Despite such setbacks, Tone soon became a world class photographer and was bedding virtually everyone in London by the time he met Princess Margaret. Even after he met her, actually.

The happy couple soon got married and everything was wonderful for a while - but old habits die hard and Tony was soon up to his old tricks.

It all ended rather horribly with Snowdon leaving nasty notes to his missus in her glove box saying: “You look like a Jewish manicurist, and I hate you.” Charming.

Course, him being such a rat and fathering 20 or 30 kids outside of wedlock (well, nearly) and all that didn’t stop the public blaming Margaret for the embarrassing divorce.

Even the Queen herself still thought Tone was a smashing bloke after the split.

Something tells me she didn’t know half the story...

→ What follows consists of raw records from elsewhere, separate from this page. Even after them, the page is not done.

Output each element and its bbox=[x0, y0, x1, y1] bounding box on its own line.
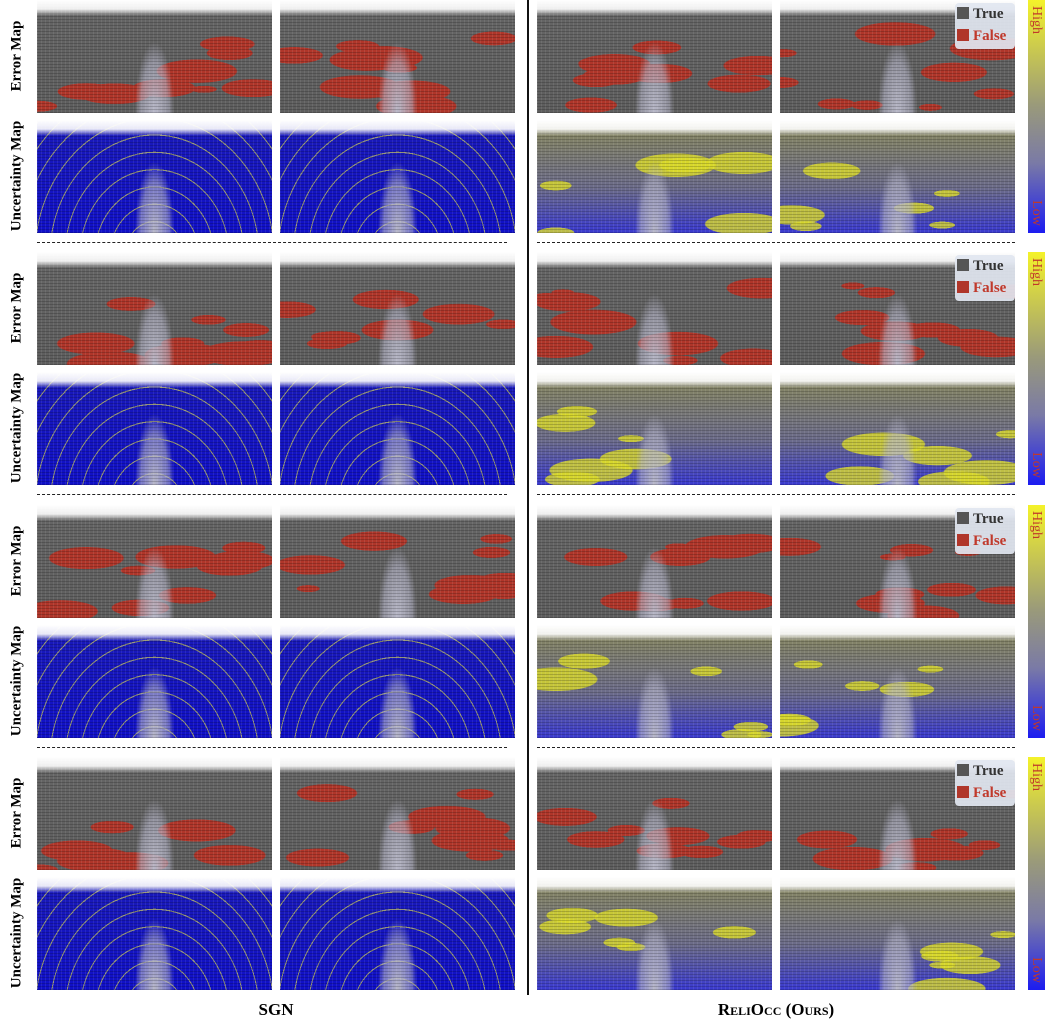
legend-swatch bbox=[957, 534, 969, 546]
legend-swatch bbox=[957, 786, 969, 798]
row-label: Uncertainty Map bbox=[9, 878, 26, 988]
separator bbox=[37, 242, 507, 243]
uncertainty-map bbox=[537, 625, 772, 738]
column-title: ReliOcc (Ours) bbox=[718, 1000, 834, 1020]
row-label: Error Map bbox=[9, 778, 26, 849]
uncertainty-map bbox=[280, 372, 515, 485]
legend-swatch bbox=[957, 259, 969, 271]
uncertainty-map bbox=[537, 120, 772, 233]
uncertainty-map bbox=[37, 877, 272, 990]
legend-label: False bbox=[973, 785, 1006, 801]
uncertainty-map bbox=[280, 120, 515, 233]
separator bbox=[537, 494, 1015, 495]
error-map bbox=[537, 252, 772, 365]
colorbar-low: Low bbox=[1028, 957, 1044, 983]
legend-label: True bbox=[973, 511, 1004, 527]
error-map bbox=[37, 757, 272, 870]
separator bbox=[537, 747, 1015, 748]
uncertainty-map bbox=[537, 372, 772, 485]
colorbar-high: High bbox=[1028, 511, 1044, 539]
legend-label: True bbox=[973, 6, 1004, 22]
column-divider bbox=[527, 0, 529, 995]
uncertainty-map bbox=[37, 372, 272, 485]
colorbar-high: High bbox=[1028, 258, 1044, 286]
legend-true: True bbox=[955, 3, 1015, 25]
uncertainty-map bbox=[780, 877, 1015, 990]
legend-false: False bbox=[955, 277, 1015, 299]
legend-true: True bbox=[955, 255, 1015, 277]
error-map bbox=[280, 505, 515, 618]
legend-false: False bbox=[955, 25, 1015, 47]
legend-true: True bbox=[955, 508, 1015, 530]
legend-false: False bbox=[955, 530, 1015, 552]
legend-swatch bbox=[957, 7, 969, 19]
colorbar-high: High bbox=[1028, 763, 1044, 791]
column-title: SGN bbox=[259, 1000, 294, 1020]
error-map bbox=[280, 0, 515, 113]
error-map bbox=[37, 0, 272, 113]
row-label: Uncertainty Map bbox=[9, 373, 26, 483]
colorbar-low: Low bbox=[1028, 705, 1044, 731]
separator bbox=[37, 494, 507, 495]
row-label: Uncertainty Map bbox=[9, 121, 26, 231]
uncertainty-map bbox=[780, 625, 1015, 738]
legend-false: False bbox=[955, 782, 1015, 804]
colorbar-low: Low bbox=[1028, 200, 1044, 226]
uncertainty-map bbox=[37, 120, 272, 233]
separator bbox=[537, 242, 1015, 243]
legend-swatch bbox=[957, 281, 969, 293]
colorbar bbox=[1028, 757, 1045, 990]
legend-swatch bbox=[957, 512, 969, 524]
uncertainty-map bbox=[537, 877, 772, 990]
row-label: Error Map bbox=[9, 273, 26, 344]
legend-label: False bbox=[973, 533, 1006, 549]
legend-swatch bbox=[957, 29, 969, 41]
error-map bbox=[280, 757, 515, 870]
colorbar bbox=[1028, 505, 1045, 738]
colorbar bbox=[1028, 0, 1045, 233]
error-map bbox=[280, 252, 515, 365]
figure: SGN ReliOcc (Ours) Error Map Uncertainty … bbox=[0, 0, 1045, 1024]
colorbar bbox=[1028, 252, 1045, 485]
uncertainty-map bbox=[780, 372, 1015, 485]
separator bbox=[37, 747, 507, 748]
colorbar-high: High bbox=[1028, 6, 1044, 34]
uncertainty-map bbox=[37, 625, 272, 738]
uncertainty-map bbox=[280, 625, 515, 738]
error-map bbox=[37, 505, 272, 618]
row-label: Error Map bbox=[9, 21, 26, 92]
row-label: Uncertainty Map bbox=[9, 626, 26, 736]
legend-label: False bbox=[973, 28, 1006, 44]
error-map bbox=[537, 0, 772, 113]
row-label: Error Map bbox=[9, 526, 26, 597]
error-map bbox=[537, 505, 772, 618]
legend-label: False bbox=[973, 280, 1006, 296]
legend-label: True bbox=[973, 258, 1004, 274]
error-map bbox=[37, 252, 272, 365]
legend-swatch bbox=[957, 764, 969, 776]
colorbar-low: Low bbox=[1028, 452, 1044, 478]
legend-label: True bbox=[973, 763, 1004, 779]
legend: True False bbox=[955, 760, 1015, 806]
legend-true: True bbox=[955, 760, 1015, 782]
uncertainty-map bbox=[780, 120, 1015, 233]
legend: True False bbox=[955, 508, 1015, 554]
error-map bbox=[537, 757, 772, 870]
legend: True False bbox=[955, 255, 1015, 301]
uncertainty-map bbox=[280, 877, 515, 990]
legend: True False bbox=[955, 3, 1015, 49]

The Supersizers (BBC2, Tues) were in Regency England this week - where they were mostly eating cheese on toast.

Sue Perkins and Giles Coren continued their highly enjoyable exploration of historical diets with a look at what posh folk ate in the early 19th century.

The former Prince Regent himself, we learned, once breakfasted on an enormous pigeon pie and oodles of champagne. He was dead four weeks later, mind.

And Nottingham’s own Lord Byron was a bit of a “Manorexic.”

Yes, after ballooning in his early 20s, the poet soon developed all sorts of eating disorders and became one of the faddiest eaters around.

Most disgusting of all, he insisted on using a whole egg to whiten his tea. Which didn’t look poetic at all, let me tell you.

Giles was quite encouraged when after a week on game, red wine, champagne, sweetmeats, steak and cheese on toast for breakfast, luncheon and dinner, he hadn’t ended up with gout and had only put one or two pounds on.

Maybe he needed to do it for an entire lifetime to really feel the benefit...







Ooh, we have been missing Adrian Chiles on The One Show (BBC1, weekdays) while he’s been off commentating on that football borefest.

His replacements on the relentlessly upbeat magazine show this week included Nicky Campbell and Matthew Wright - who just weren’t right at all.

Maybe it’s just that the only accent to go with sidekick Christine Bleakly’s strong Nor’n Irish drawl is a thick Brummie twang.

Still, at least we’ve learned a few things this week. Who would’ve thought ladybirds could make such interesting telly, eh?